Montag, 15. April 2013

Auf dem Rücken der Pferde

Der W. war einer dieser Alt-68er, die mir eigentlich total auf die Nerven gehen: Schluffige, kraftlose Haltung, die wohl Lässigkeit und Abkehr vom Spießertum symbolisieren soll. Unordentliche Frisur und unordentliche Klamotten (noch mehr Abkehr vom Spießertum). Endlose Diskussionen, die nie zu etwas führen, als Ausdruck gelebter Demokratie. Ein Erziehungsstil, der jegliche Autorität vermissen lässt, was bekanntlich zu genauso wenig führt wie ziellose Debatten.

Trotzdem kam ich mit dem W. gut aus. Er hatte Humor und oft einen erfrischend klaren Blick auf die Dinge. Außerdem war er immer gut gelaunt, unkompliziert und sehr hilfsbereit. Ich sehe ihn noch vor mir, wie er, eine Fluppe im Mundwinkel, Pferdeställe auf dem Hof ausmistete, auf dem wir uns kennenlernten. Obwohl W. erst in hohem Alter anfing zu reiten und es darin nie sehr weit brachte, kaufte er irgendwann zwei Ponies für sich und seinen Sohn. Die Ponies waren genauso unerzogen wie der Sohn. Tiere diskutieren nicht, sie brauchen klare Ansagen. Wie Kinder. Trotzdem freute ich mich, als W. mir anbot, eins der Ponies regelmäßig zu reiten. Anfangs ging das alles gut und machte viel Spaß. Das Pony, ein bildschöner junger Wallach, gehorchte mir zum Glück besser als seinem Herrn. Ich unternahm mit Freunden endlose Ausritte durch wunderschöne Natur. Diese Stunden zählen zu den schönsten Erinnerungen meines Lebens. Auch mit W. bin ich etliche Male ausgeritten. Wir machten unterwegs Rast in seinem Wochenendhaus mitten im Wald und tranken mit seiner Frau Kaffee, während die Pferde im Garten grasten. Das war ein bisschen Immenhof live.

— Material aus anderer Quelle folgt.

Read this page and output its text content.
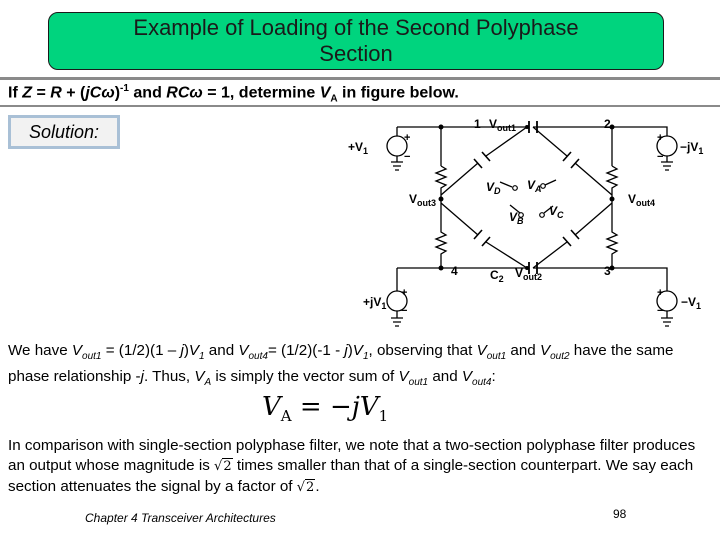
Example of Loading of the Second Polyphase
Section
If $Z = R + (jC\omega)^{-1}$ and RCω = 1, determine $V_A$ in figure below.
Solution:	+
−
+
−
+
−
+
−
1	2
3
4
$+V_1$	$-jV_1$
$+jV_1$	$-V_1$
$V_{out1}$
$V_{out2}$
$V_{out3}$	$V_{out4}$
$V_D$ $V_A$
$V_B$
$V_C$
$C_2$
We have $V_{out1} = (1/2)(1 - j)V_1$ and $V_{out4}= (1/2)(-1 - j)V_1$, observing that $V_{out1}$ and $V_{out2}$ have the same phase relationship -j. Thus, $V_A$ is simply the vector sum of $V_{out1}$ and $V_{out4}$:
$V_A = -jV_1$
In comparison with single-section polyphase filter, we note that a two-section polyphase filter produces an output whose magnitude is √2 times smaller than that of a single-section counterpart. We say each section attenuates the signal by a factor of √2.
Chapter 4 Transceiver Architectures	98
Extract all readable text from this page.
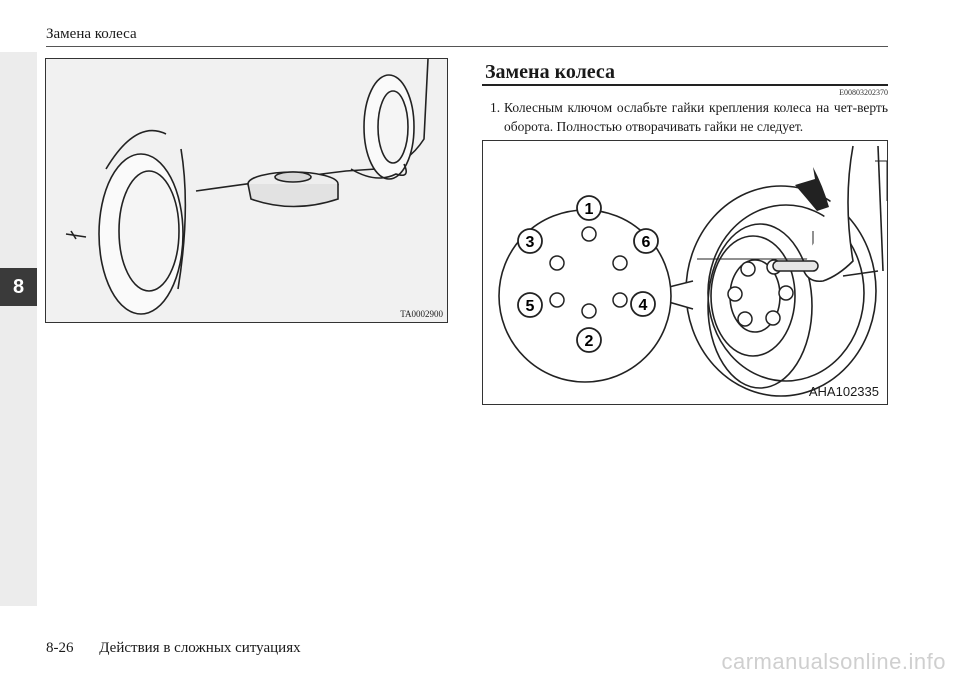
8
Замена колеса
TA0002900
Замена колеса
E00803202370
1. Колесным ключом ослабьте гайки крепления колеса на чет-верть оборота. Полностью отворачивать гайки не следует.
1
3	6
5	4
2
AHA102335
8-26 Действия в сложных ситуациях
carmanualsonline.info
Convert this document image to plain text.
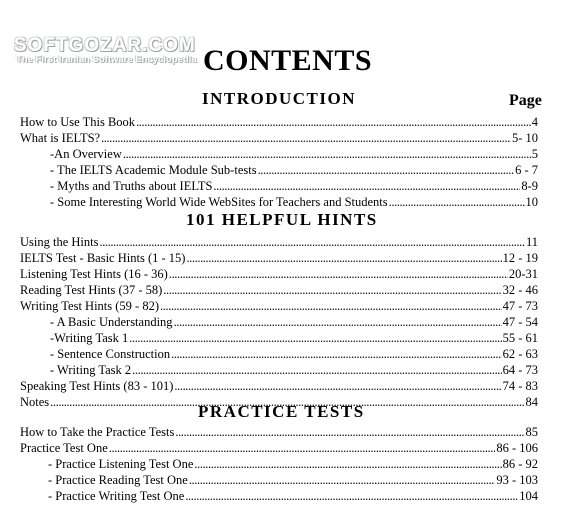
SOFTGOZAR.COM
The First Iranian Software Encyclopedia CONTENTS
Page
INTRODUCTION
How to Use This Book .....	4
What is IELTS? .....	5- 10
-An Overview .....	5
- The IELTS Academic Module Sub-tests .....	6 - 7
- Myths and Truths about IELTS .....	8-9
- Some Interesting World Wide WebSites for Teachers and Students .....	10
101 HELPFUL HINTS
Using the Hints .....	11
IELTS Test - Basic Hints (1 - 15) .....	12 - 19
Listening Test Hints (16 - 36) .....	20-31
Reading Test Hints (37 - 58) .....	32 - 46
Writing Test Hints (59 - 82) .....	47 - 73
- A Basic Understanding .....	47 - 54
-Writing Task 1 .....	55 - 61
- Sentence Construction .....	62 - 63
- Writing Task 2 .....	64 - 73
Speaking Test Hints (83 - 101) .....	74 - 83
Notes .....	84
PRACTICE TESTS
How to Take the Practice Tests .....	85
Practice Test One .....	86 - 106
- Practice Listening Test One .....	86 - 92
- Practice Reading Test One .....	93 - 103
- Practice Writing Test One .....	104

Mit der Zeit wurde es jedoch immer mühsamer, W.s unerzogenes Pony zu reiten. W. ignorierte die Situation völlig („Läuft doch alles super“ - während alles lief, nur das Pony nicht). Meine erzieherischen Bemühungen machte er regelmäßig zunichte. Es war Zeit für eine Veränderung, und ich griff dankbar zu, als ich eine andere Reitbeteiligung angeboten bekam. W. nahm mir das nicht übel, unser Kontakt blieb weiterhin gut. Als ich Jahre später den Hof verließ, verloren wir uns jedoch aus den Augen. Nur ab und zu trafen wir uns noch auf den Geburtstagen einer gemeinsamen Freundin. Das letzte Mal im vergangenen Herbst. Wir saßen bis nachts zusammen, tranken Wein, lachten und erinnerten uns an gemeinsame Zeiten. W. nahm mich mehrmals herzlich in die Arme. Er freute sich sehr, mich zu sehen. Als ich erzählte, dass ich schon länger nicht mehr reite, sagte er: „Komm doch mal wieder mit. Wir könnten zusammen einen gemütlichen Ausritt machen.“ Ich fand den Gedanken toll und sagte zu. Aber dann folgte ein langer, dunkler Winter und ich hatte vieles im Sinn, nur keine Pferde. Im Frühling, so dachte ich oft, wenn das Wetter wieder schön ist, dann fahre ich mal wieder mit raus zu den Pferden.

Nun ist endlich Frühling. Aber ich werde mit dem W. nicht mehr zusammen zu den Pferden fahren. Gestern erfuhr ich von meiner Freundin, dass er kürzlich ganz überraschend verstorben ist. Er wachte eines Morgens einfach nicht mehr auf. Ein schöner Tod für ihn, entsetzlich für seine Frau und den Sohn. Und ich spüre mal wieder: Man sollte Dinge, die einem wichtig sind, nicht zu lange aufschieben.